In game snapshot of Hitman: Blood Money. This stage in particular contains hundreds of moving characters, pushing the NVIDIA Go 7400 card’s ability (view large image)
Heat and Noise:
The W7j is pretty silent and so far, have yet to hear the fans. When there is noise, it is usually coming from the DVD drive which can get quite noisy when reading discs, but is of course, quiet when inactive.
Heat was one of the primary concerns I had for this notebook during my consideration of the W7j, XPS and SZ. Most importantly, I was concerned with the right side vent which was placed in the middle of the side, thus potential blowing hot air as I use my external mouse. Fortunately, the right vent was not much of a concern, largely due to the Bluetooth mouse that was included with this notebook. As shown in the picture below, I use my mouse right below the exhaust, rarely ever going up into the areas where warm air is blown. In addition, should I use my mouse directly in front of the vent, the warm air could hardly be felt if you used it about 6 inches away.
The heat on both palm rests is certainly noticeable. The left palm rest is above the optical drive while the right palm rest is above the hard drive. Between the two the right palm rest is significantly warmer. While the heat certainly is noticeable, it is certainly tolerable and nowhere being near what people would consider as "hot".
When using it on my lap, the W7j is perfectly useable as its belly is mildly warm but definitely not hot.
Keyboard and Touchpad:
W7j Keyboard features full size keys, but backspace and a few others are slightly smaller in order to include the Page/Home/End keys (view large image)
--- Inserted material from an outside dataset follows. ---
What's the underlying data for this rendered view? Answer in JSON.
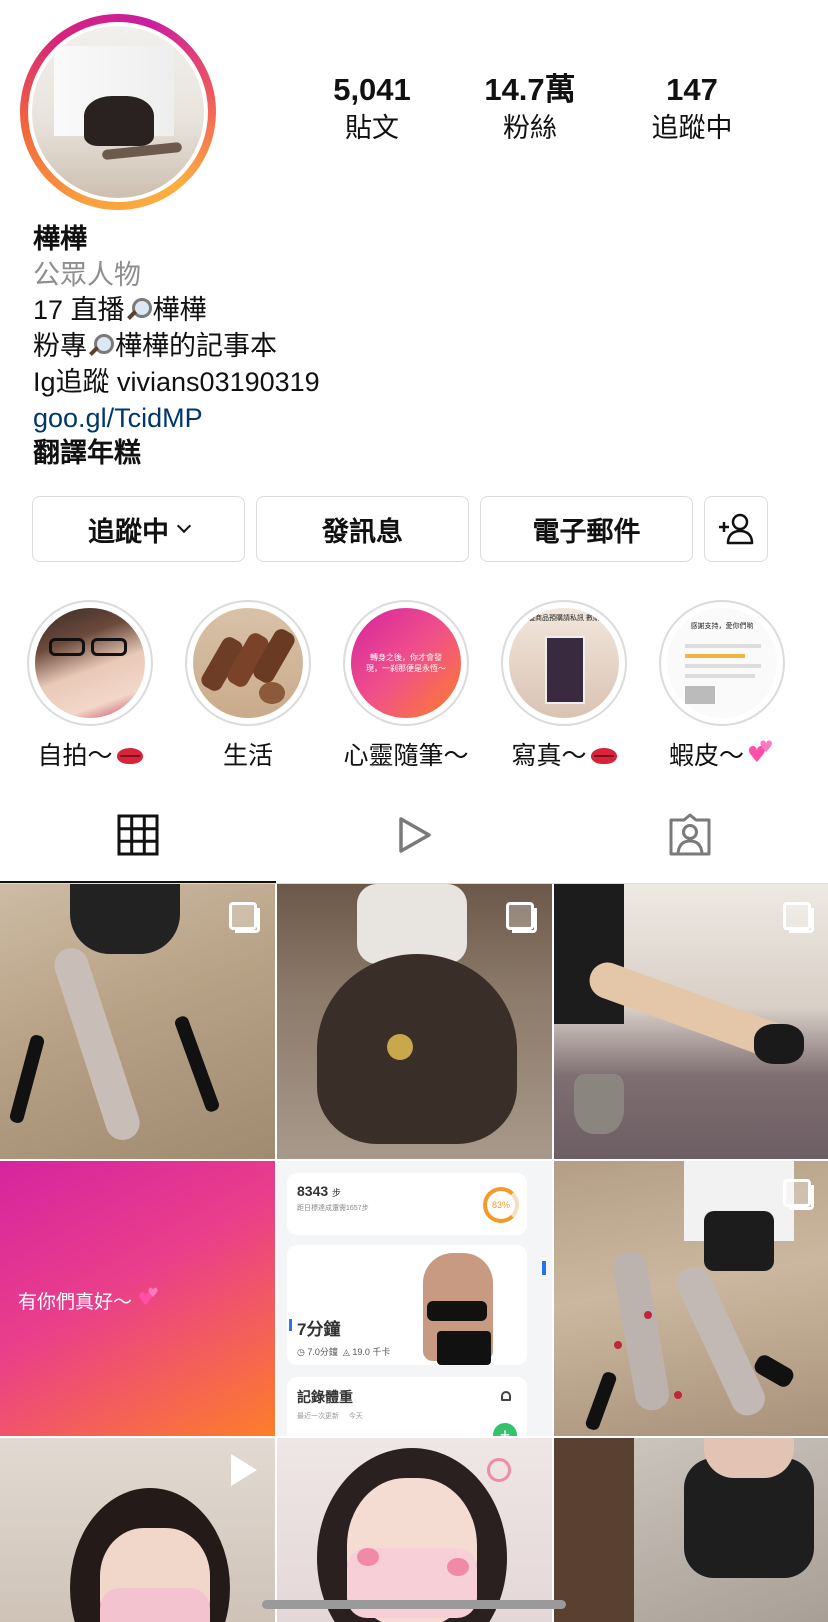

Along with the screen, the keyboard is another feature of the W7j that really stood out. As stated previously, I rejected the Sony SZ due to its mushy keyboards, especially coming off from a ThinkPad which is widely considered as having one of the best notebook keyboards. In my opinion, the W7j’s keyboard is very close to the ThinkPad’s. It has the right amount of bounce, travel, and virtually no flex. It has been a pleasure typing on this keyboard.
While the keyboard does feature full sized keys, not all of its keys are full sized. The Enter and Backspace keys are shorter than usual and the home, page up, page down, and end keys are smaller. However other rivals of similar size, such as the Macbook, do not even have the last four keys, instead, having them coupled with the arrow keys requiring the use of the FN button to activate. However I do admit that I have accidentally pressed the Home key instead of backspace a number of times. It is something I will have to adjust to.
Unlike most Asus notebooks, the Control key and the FN key are not switched around, something most users will be pleased with. However I am a bit abnormal in preferring to have the FN key placed at the end of the keyboard rather than between Control and the Windows key.
The touchpad is made out of the same material as the rest of the palm rest. If it wasn’t for the small indented outline surrounding the palm rest, it could easily be mistaken as being part of the palm rest. While the scroll keys are unmarked, they are there on the right side of the touch pad. The left and right keys are placed below the touchpad and a blue light beneath the buttons illuminates the divide between these two buttons.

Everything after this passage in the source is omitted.